I do this horrible thing to my lovers. I try to turn them into business partners. It is what ultimately ruins y relationships. I pretty much work all the time. It is hard as a freelance artist to put your work away at the end of the day. I applaud those of you who can do this. I am not one of them. Sometimes I live very hand to mouth, other times I spend the money that I have saved, working as little as possible because I am burnt out and need to spend a month watching TV. It is not an easy lifestyle.
So when I find myself in a new relationship I try to weasel my new love who have not been sex workers, into my dirty work. Just a ‘hey can I call you to let you know I’m safe’ when I get to this clients house is enough to turn against my good intention. I am soon calling for safety checks, asking my new lover if they wouldn’t mind playing with me and a client, maybe I’ll tie the client up and my lover and I will fuck on top of said client. It starts with little things like this.
Before you know it I’m asking the person who came into this thinking that we were having a relationship that centered around love and common goals and interests to be my full time business partner. I’m asking them to do things all the time, take photos, play, edit smut for me, come to a fetish party. The lines of business and pleasure are not very well drawn in this line of work.
As dominatrices we are expect to not be in this just for the money, no we must be ‘lifestyle dominas’ in order to fuel the fantasy that we keep slaves and tie our lovers up every night. And yes, sometimes there are slaves and bondage without an exchange of cash, but what does that do the relationship? It puts a lot of strain on it.
I know I am not the only one who works in this business and has met a nice person, maybe they were not out as a kinky person, but we have asked things of you in our manipulative sultry way that pretty much prevents you form saying no. It is tricky because after a time in the sex trade I’m not sure I even know how to ask for favors without it seeming a little passive aggressive, phrasing things like ‘you will do this (totally benign chore) today, right? ‘ Laundry, dishes, cleaning up the dungeon. I push people who come to me with a reasonable expectation to be wanting a personal relationship I push them out of my bed and into my business.

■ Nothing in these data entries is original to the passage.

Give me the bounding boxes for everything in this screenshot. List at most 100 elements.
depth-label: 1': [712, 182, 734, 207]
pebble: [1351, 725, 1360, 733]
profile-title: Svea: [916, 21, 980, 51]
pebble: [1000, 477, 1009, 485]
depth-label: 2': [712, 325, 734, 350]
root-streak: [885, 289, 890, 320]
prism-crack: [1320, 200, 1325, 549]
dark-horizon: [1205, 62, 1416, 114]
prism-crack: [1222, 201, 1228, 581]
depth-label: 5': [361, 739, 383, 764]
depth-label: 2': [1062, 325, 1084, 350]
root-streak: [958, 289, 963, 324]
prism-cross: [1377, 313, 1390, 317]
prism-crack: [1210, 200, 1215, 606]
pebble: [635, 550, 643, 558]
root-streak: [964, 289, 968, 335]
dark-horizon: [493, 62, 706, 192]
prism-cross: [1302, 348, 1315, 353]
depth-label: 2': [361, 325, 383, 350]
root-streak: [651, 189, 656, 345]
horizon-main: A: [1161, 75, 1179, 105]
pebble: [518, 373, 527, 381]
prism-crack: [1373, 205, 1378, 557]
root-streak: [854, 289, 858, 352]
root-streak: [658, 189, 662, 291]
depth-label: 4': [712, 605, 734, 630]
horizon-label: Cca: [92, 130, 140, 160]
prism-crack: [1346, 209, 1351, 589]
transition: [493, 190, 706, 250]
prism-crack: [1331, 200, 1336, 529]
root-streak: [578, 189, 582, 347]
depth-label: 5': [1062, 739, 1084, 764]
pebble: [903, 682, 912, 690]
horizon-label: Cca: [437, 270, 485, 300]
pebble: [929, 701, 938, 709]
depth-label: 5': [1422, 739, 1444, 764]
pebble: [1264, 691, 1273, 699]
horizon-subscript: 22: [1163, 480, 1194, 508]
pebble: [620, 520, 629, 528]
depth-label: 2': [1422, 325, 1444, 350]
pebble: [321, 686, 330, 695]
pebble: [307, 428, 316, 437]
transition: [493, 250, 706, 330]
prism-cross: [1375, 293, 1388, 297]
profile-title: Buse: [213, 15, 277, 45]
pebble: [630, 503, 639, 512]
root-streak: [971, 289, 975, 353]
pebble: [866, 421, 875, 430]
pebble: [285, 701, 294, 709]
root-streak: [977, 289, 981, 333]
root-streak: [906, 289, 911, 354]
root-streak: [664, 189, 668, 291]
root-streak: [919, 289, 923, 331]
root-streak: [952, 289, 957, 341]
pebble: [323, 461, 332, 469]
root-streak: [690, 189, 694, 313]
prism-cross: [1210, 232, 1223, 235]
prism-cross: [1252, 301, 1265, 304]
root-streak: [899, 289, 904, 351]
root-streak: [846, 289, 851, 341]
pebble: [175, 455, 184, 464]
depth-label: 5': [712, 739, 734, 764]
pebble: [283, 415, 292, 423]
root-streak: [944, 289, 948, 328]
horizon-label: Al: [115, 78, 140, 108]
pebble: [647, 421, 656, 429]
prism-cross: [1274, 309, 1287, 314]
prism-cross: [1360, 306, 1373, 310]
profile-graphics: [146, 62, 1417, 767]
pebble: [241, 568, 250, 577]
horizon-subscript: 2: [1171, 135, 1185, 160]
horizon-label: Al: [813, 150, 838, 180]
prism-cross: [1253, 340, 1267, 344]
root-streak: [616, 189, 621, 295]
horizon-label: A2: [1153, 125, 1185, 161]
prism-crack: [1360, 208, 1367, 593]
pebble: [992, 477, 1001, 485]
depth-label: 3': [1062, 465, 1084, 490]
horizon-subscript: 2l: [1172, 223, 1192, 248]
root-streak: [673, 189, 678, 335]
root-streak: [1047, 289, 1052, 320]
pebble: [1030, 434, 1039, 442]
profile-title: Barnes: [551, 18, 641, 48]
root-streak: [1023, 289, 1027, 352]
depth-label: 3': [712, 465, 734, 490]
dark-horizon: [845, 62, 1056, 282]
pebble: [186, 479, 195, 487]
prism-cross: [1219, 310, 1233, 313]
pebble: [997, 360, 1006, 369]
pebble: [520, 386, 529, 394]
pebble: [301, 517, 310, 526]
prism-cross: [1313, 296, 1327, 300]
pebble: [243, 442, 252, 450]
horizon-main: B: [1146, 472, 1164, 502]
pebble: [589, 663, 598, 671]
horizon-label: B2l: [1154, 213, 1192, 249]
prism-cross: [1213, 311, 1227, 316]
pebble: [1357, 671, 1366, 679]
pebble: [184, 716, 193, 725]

I wish I didn’t but I do. I wish that I had noticed this trend before I had destroyed a number or really sweet relationships with my need for a business partner.
I’m just a mediocre business person. I’m alright with that but I need to find a way to make my business not the only part of my life that I tend to. I get out of bed and I work. I have so much work I could opt out of sleep and at times have, but I can’t now. I must get rest. So I get less and less done. I’m unorganized, things go missing, I’m not sure where all that footage is that needs to be edited right now. Who is going to edit it? Me? Ha that is great, you should expect some twisted up fucking silly looking thing that involves me and a Christmas tree and some rope in a public place real soon. At the rate I work I would give it till Christmas of 2015, unless of course I cant get the data to load properly on whatever I will be using then, in which case the footage is as good as never shot. Like so much of the work I have done. I chock it up to the ‘fun’ I was having in my relationships.
Oh yes. I need business partner. Not another lover, not another slave.